雨と傘と
月曜日の朝は、約束通りに春にいと朔ちゃん二人が迎えに来てくれた。三人で向かう学校は初めてで、とても新鮮に思えたし、同時に懐かしく思った。小学校の頃は毎日一緒だったから。

二人に挟まれると、安心するけど…距離が近いから少しドキドキする。

二人を交互に見上げて、幸せを噛みしめる。

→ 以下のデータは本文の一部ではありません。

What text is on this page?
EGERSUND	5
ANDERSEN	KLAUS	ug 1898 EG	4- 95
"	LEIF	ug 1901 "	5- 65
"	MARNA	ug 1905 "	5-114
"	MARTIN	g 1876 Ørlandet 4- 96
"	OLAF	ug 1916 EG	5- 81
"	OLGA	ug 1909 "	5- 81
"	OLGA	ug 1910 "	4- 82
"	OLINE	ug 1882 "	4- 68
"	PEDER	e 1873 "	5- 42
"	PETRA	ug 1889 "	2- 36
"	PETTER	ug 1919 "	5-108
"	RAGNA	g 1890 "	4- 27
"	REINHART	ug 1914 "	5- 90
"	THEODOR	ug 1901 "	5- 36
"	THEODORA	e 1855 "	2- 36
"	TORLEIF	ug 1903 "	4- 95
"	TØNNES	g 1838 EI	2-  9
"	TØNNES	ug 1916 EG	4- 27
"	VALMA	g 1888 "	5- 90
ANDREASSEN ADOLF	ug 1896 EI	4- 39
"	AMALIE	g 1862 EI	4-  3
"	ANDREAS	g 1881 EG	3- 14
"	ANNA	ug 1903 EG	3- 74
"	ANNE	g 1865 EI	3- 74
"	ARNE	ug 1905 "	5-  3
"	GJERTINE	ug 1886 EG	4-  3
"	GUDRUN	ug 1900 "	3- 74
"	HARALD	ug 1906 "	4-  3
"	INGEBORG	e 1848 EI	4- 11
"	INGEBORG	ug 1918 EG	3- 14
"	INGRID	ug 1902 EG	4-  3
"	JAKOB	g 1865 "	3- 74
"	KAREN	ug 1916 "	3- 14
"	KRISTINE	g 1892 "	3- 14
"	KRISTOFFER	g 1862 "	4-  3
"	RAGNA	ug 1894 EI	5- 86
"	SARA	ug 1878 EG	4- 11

やっぱりこんなに素敵な二人の傍を離れるなんてできないよ。永遠なんて望まないから。今だけは、このまま幸せに溺れてしまいたい…



「幸葉、また昼休みに。」

いつもどおりに髪にキスを落として春にいは去っていく。

「ねぇ朔ちゃん。春にい、また昼休みに来てくれるんだね。」

「そうだな…しばらく来なかったもんな。」

「うん。また景さんと一緒に来てくれれば、小峰が喜ぶよ。」

「…小峰さん、景さんが好きなのか?」

「そうだよ。景先輩の大ファン!」

にっこり笑ってそう言えば、朔ちゃんの手が頭をぽんぽんしてくれる。苦笑いをしながら、

「あの人は、手強いと思う。」

と言うから、

「小峰も、かなりの曲者と思うけど?」

豪快な裏の繊細さを私は知っている。

「確かに。単体でも敵わないのに…二人が付き合いだしたら、本当に恐ろしいかもな。」

「ふふ。確かに!隠し事なんて、できないよね。」

その言葉に、表情を引き締めた朔ちゃんは慎重に言葉を選ぶ。

「幸葉は、小峰さんに俺たちのコト言うつもりか?」

「…うん。小峰はこんな私でも受け入れてくれると思うから。」

「そうか…」

難しい顔をして、朔ちゃんは教室に入っていった。